Bernard and Fiona Samson (Len Deighton)
Len Deighton’s spy novels are something of a forgotten delight, especially the two 1980s trilogies, Game, Set and Match and Hook, Line and Sinker. Deighton was writing these books at the same time as le Carré’s huge success, and in the same genre with very similar themes; and while his books were huge bestsellers at the time his reputation doesn’t seem to have endured quite so well. But there’s some marvellous reading here (which is best done in the right order) and we have familiar elements: the experienced, tired spook, world-weary to the point of cynicism, thrown into dark uncertainty and self-doubt by events, who does not know where to look let alone who to trust. For the avoidance of spoilers, I won’t explain why I’ve included both Fiona and Bernard Samson, but there’s great characterisation here.

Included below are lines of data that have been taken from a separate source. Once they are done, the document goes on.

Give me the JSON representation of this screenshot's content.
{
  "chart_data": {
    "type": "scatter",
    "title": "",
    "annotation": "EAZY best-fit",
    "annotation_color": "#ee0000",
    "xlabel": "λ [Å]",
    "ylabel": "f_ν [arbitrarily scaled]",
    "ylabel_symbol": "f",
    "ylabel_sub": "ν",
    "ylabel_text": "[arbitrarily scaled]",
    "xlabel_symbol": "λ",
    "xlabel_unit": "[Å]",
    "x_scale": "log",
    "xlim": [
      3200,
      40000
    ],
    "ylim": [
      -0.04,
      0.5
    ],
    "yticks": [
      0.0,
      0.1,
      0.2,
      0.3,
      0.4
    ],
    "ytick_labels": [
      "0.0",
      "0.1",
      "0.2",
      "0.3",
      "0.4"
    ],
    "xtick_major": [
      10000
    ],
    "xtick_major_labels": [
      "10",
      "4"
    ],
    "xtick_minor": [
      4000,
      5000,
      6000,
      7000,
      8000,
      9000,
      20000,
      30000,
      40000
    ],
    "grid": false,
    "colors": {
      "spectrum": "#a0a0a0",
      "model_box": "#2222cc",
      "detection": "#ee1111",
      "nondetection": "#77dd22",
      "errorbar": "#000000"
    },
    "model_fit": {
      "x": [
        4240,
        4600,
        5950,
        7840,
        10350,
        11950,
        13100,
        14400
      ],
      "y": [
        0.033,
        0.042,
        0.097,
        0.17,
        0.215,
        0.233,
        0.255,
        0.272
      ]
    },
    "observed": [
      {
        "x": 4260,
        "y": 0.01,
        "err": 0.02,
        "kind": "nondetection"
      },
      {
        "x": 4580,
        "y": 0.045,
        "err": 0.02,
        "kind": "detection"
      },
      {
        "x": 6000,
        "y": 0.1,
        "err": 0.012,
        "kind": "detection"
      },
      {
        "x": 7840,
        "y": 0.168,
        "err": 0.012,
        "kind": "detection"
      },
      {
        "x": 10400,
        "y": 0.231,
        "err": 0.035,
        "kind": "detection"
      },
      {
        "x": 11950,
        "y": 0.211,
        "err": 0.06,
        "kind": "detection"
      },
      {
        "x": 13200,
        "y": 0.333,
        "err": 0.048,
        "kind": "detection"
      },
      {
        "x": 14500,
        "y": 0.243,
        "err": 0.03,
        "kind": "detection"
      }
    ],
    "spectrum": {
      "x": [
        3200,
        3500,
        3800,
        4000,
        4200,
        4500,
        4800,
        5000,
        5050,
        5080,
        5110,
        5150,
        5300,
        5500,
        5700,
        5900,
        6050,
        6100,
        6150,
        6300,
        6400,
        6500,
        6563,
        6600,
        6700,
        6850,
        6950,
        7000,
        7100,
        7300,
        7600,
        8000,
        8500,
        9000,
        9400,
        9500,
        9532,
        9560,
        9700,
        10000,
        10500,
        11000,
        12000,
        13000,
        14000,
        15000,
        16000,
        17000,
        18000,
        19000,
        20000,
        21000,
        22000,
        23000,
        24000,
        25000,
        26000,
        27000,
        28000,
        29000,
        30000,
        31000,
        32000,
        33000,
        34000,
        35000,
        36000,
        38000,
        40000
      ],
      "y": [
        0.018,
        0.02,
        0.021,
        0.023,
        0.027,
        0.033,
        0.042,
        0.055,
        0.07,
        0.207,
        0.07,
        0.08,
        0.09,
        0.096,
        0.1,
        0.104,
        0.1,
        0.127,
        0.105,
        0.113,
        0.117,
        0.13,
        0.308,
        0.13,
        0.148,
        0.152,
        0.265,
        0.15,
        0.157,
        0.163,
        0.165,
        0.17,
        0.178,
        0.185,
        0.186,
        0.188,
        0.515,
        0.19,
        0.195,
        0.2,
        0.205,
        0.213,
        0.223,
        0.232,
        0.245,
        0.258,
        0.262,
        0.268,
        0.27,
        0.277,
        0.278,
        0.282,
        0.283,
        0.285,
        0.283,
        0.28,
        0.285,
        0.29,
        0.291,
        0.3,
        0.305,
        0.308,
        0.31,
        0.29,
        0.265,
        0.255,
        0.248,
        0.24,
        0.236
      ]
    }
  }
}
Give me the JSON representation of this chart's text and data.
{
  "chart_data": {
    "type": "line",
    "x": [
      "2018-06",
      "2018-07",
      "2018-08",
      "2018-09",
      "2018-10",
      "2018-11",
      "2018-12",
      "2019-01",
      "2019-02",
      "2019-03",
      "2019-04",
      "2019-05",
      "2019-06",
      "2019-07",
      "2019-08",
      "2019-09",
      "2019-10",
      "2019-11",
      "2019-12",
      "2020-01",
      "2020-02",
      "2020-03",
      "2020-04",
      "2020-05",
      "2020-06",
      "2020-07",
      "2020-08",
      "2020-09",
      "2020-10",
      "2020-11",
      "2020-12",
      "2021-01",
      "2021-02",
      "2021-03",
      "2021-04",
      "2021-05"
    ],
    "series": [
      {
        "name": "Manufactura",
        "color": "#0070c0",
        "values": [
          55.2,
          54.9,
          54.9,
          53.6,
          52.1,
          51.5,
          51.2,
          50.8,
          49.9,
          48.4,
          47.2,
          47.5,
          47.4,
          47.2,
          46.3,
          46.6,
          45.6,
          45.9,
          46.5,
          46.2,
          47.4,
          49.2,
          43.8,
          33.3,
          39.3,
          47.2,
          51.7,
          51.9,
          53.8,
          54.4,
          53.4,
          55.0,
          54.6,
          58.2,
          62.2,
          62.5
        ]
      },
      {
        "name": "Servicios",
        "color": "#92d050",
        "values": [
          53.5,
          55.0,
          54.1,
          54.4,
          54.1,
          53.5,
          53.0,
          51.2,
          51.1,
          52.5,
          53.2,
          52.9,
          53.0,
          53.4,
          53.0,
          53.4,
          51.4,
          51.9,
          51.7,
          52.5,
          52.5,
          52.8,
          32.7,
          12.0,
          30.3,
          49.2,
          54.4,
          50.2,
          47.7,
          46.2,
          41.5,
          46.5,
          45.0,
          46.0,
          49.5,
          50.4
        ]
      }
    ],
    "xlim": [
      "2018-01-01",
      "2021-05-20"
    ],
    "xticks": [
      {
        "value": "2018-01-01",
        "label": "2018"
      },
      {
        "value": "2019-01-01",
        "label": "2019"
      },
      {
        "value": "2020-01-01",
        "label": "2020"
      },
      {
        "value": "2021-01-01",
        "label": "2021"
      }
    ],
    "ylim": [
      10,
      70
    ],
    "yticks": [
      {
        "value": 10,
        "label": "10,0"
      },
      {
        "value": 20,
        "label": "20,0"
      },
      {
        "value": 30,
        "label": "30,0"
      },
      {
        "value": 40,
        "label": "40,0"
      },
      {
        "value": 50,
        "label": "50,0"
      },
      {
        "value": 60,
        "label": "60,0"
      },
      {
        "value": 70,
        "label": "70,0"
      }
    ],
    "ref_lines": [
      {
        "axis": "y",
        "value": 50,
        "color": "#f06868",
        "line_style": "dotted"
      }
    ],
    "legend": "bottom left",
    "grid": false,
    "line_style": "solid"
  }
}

George Smiley, Bill Haydon and Karla (John le Carré)
Of course. I go no further than to look than that magnificent 1970s trilogy of books, Tinker Tailor Soldier Spy, The Honourable Schoolboy and Smiley’s People, possibly the apogee of British espionage fiction. The blend of depth and surface, thrills and spills and anxious self-examination, moral righteousness and desperate uncertainty, is breathtakingly well-delivered, in a dry, unemotional yet emotion-evoking style, with brilliantly drawn, true-to-life characters. I could have chosen several of these: Ricki Tarr, Peter Guillam, Connie Sachs, Jim Prideaux, even Alleline, Esterhase and Bland. Even Oliver Lacon. But I’ve stuck with that infernal triangle of Smiley, Haydon and Karla, played off against each other brilliantly through the three books. I can remember devouring the books, long before I became involved in ‘matters relating to security’ myself. Since then I’ve realised just how much of these books is true. And how brilliantly brought to life in the BBC TV series of the time (I’m not so keen on the recent film of Tinker Tailor Soldier Spy, I have to say). It’s not just Alec Guinness, who just is Smiley, it’s the supporting cast too – Hywel Bennett as the evasive Tarr, Michael Jayston as the loyal Guillam, the wonderful Beryl Reid as Connie, Bernard Hepton as bumbling Esterhase – as well as the other main characters, Ian Richardson exuding superior charm and menace as Haydon and Patrick Stewart as Karla (who appears only briefly, in a non-speaking role but whose acting speaks volumes).